The analysis of the movie The Age of Innocence
In a world of strict adherence to customs and traditions, in an age of innocence, these people dared to break the rules, to love and to be loved, to run counter the society with its gossips and rumors that echo in every corner. The common things between two stories “Daisy Miller” and The Age of Innocence are time of the action; the society full of traditions and prejudices; the love story of two couples.
The action of the movie takes place in the high society of smothered New York during the 1870s, when such things as money, moral values, position, love, beauty and longing meant more than they do now a lawyer of the aristocratic background tries to fight against his growing passion for a beautiful cousin of his fiancée’s, an emigrant countess who has abandoned her marriage. Newland Archer has become engaged to May Welland; he is a very purposeful man, who has a plan, thus he follows his plan until the Countess Ellen Olenska comes as a cousin of Newland’s future wife. Newland and Olenska fell a great deal of affection to each other, they are eager to break all rules.

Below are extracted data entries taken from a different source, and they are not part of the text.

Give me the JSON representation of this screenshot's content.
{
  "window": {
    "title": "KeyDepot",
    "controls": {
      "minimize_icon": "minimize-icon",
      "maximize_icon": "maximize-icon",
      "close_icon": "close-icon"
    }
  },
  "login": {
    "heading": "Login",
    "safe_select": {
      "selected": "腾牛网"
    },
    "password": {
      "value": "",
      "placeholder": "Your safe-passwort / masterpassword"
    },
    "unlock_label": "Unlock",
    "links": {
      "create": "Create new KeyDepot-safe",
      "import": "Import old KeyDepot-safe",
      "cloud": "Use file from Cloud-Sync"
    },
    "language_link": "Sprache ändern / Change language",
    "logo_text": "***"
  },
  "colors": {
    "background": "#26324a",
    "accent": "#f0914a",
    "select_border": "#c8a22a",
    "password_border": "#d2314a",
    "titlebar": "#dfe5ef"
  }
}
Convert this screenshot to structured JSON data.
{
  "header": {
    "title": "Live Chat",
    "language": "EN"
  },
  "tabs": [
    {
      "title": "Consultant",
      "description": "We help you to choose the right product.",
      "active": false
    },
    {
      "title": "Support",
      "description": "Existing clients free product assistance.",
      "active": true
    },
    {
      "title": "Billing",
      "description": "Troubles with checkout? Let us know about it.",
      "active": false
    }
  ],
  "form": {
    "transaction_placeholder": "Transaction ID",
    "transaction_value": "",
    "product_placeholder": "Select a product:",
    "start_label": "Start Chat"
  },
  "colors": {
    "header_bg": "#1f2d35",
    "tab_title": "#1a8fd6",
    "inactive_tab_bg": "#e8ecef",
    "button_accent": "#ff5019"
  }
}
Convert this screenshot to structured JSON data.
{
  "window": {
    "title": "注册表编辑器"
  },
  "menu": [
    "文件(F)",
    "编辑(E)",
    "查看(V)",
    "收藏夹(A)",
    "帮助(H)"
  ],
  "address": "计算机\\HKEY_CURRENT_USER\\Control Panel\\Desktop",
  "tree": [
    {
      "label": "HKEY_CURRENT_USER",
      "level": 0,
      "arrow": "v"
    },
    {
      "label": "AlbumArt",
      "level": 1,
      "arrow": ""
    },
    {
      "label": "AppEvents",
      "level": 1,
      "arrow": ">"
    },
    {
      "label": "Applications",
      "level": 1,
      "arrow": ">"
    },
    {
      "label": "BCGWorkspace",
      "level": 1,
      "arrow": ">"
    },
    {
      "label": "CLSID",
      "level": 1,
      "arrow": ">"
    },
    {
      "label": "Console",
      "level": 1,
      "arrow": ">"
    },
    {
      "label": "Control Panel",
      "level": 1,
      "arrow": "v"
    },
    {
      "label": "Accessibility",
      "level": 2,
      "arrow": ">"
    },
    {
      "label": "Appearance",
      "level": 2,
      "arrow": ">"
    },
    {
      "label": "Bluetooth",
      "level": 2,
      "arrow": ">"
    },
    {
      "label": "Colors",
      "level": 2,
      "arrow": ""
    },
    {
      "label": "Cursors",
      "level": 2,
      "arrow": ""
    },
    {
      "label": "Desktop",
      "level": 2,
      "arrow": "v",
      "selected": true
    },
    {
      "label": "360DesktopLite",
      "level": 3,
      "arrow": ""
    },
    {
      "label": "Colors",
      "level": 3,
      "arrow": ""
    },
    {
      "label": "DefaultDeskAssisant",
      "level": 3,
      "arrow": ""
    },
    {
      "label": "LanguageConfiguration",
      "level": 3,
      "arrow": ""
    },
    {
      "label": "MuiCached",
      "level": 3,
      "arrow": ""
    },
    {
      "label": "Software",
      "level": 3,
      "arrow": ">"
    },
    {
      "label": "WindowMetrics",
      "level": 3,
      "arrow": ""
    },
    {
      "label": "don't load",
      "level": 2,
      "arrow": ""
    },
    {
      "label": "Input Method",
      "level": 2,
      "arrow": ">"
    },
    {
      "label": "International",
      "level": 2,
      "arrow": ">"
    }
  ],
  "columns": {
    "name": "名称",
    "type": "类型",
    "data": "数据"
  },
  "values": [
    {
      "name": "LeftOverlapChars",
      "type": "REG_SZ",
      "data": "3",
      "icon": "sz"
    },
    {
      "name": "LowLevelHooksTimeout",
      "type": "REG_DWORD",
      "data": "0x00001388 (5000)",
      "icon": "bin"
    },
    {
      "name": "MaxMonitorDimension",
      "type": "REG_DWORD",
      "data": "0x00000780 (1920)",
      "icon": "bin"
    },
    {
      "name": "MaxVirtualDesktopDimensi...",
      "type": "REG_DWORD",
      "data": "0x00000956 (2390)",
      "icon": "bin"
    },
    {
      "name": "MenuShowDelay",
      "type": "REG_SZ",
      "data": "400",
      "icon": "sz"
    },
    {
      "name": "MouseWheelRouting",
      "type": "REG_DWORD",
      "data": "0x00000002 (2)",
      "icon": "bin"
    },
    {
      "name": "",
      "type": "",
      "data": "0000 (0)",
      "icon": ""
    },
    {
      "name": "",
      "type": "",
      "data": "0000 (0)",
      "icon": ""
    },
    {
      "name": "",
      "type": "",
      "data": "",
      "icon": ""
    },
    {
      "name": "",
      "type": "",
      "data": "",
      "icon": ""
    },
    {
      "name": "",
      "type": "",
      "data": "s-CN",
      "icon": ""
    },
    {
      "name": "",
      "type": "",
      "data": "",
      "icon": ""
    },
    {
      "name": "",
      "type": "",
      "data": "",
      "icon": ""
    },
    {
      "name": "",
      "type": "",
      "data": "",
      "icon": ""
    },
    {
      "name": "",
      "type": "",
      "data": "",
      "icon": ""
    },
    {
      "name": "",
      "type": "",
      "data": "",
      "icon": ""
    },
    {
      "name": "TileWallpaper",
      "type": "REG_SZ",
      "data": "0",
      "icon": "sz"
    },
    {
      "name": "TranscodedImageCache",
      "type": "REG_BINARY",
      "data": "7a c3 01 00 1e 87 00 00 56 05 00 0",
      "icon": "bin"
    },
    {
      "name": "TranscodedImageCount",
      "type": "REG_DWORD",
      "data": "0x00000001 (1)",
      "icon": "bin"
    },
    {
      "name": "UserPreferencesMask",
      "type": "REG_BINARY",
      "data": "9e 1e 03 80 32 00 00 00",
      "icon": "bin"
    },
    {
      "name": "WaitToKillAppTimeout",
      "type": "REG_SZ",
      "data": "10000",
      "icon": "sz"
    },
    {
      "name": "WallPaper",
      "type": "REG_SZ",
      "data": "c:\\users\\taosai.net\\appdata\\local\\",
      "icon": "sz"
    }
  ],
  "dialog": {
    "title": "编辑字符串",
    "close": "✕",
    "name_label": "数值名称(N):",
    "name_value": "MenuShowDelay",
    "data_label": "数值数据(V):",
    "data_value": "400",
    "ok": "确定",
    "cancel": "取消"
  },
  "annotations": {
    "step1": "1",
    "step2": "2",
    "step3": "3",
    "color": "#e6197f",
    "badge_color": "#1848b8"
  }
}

The analysis of the novel “Daisy Miller”
A grand theme that Henry James explores throughout the novel “Daisy Miller” is of the expatriate American, and the stark contrast between the cultures of the Old World (specifically, Europe) and the New (North America). He characterizes their (perhaps intrusive) influence through their presence in Vevey, and presumably, other places in Europe. From certain descriptions that he uses, such as “American watering-place” (James 3) and “flitting hither and thither of ‘stylish’ young girls… high pitched voices” (James 3), the tone suggests the sharp contrast between the more conservative way of life in the Old World, as opposed to those that the Americans introduce and so flamboyantly adorn. The novel describes the interaction between Winterbourne and Daisy; which sharply characterizes the strong differences between the cultures of their different worlds, as Winterbourne finds himself perplexed by her mannerisms. For example, “He thought it very possible that Master Randolph’s sister was a coquette; he was sure she had a spirit of her own” (James 8) and “He had never heard a young girl express herself in just this fashion… And yet was he to accuse Miss Daisy Miller of actual or potential inconduite, as they said at Geneva?” (James 12). Winterbourne is surprised by her behavior, which he deems “extremely innocent” (James12), despite its ignorance of traditional acceptability. The prominence of tradition and the disdain of the American lifestyle displayed by Daisy ties hand in hand with the overall theme of the differences in cultures, mirrored suggestively as a setting by James in his first paragraph – of the Old World versus the New, and the various characters’ dispositions towards such stark contrasts.
The comparison of the stories
Thus Winterborne and Newland both fall in love with emigrants, girls from another world. Daisy and the Countess Olenska are young women that want to be loved, to act in an unpredictable manner. Though the Countess is a sophisticated and exotic person, who has abandoned her marriage, but she is not a divorcee yet; and Daisy Miller is an American girl, who possesses free morals and manners, who can easily visit different places unescorted. The two stories reveal the desire of the main characters to live as they want; not to turn back to the life they were accustomed to; not to look around and make sure that nobody watches; to forget about gossips, society and prejudices. Newland and Olenska were lovers, but were tied to other people: she was married, he was engaged; and they could do nothing to this situation. Winterbourne and Daisy just felt affection to each other, they were free to do whatever they wanted but within the social traditions.
Works Cited
James, Henry. Daisy Miller. New York: Penguin, 2007.
Scorsese, Martin. The age of Innocence (movie). USA: Columbia Pictures, 1993.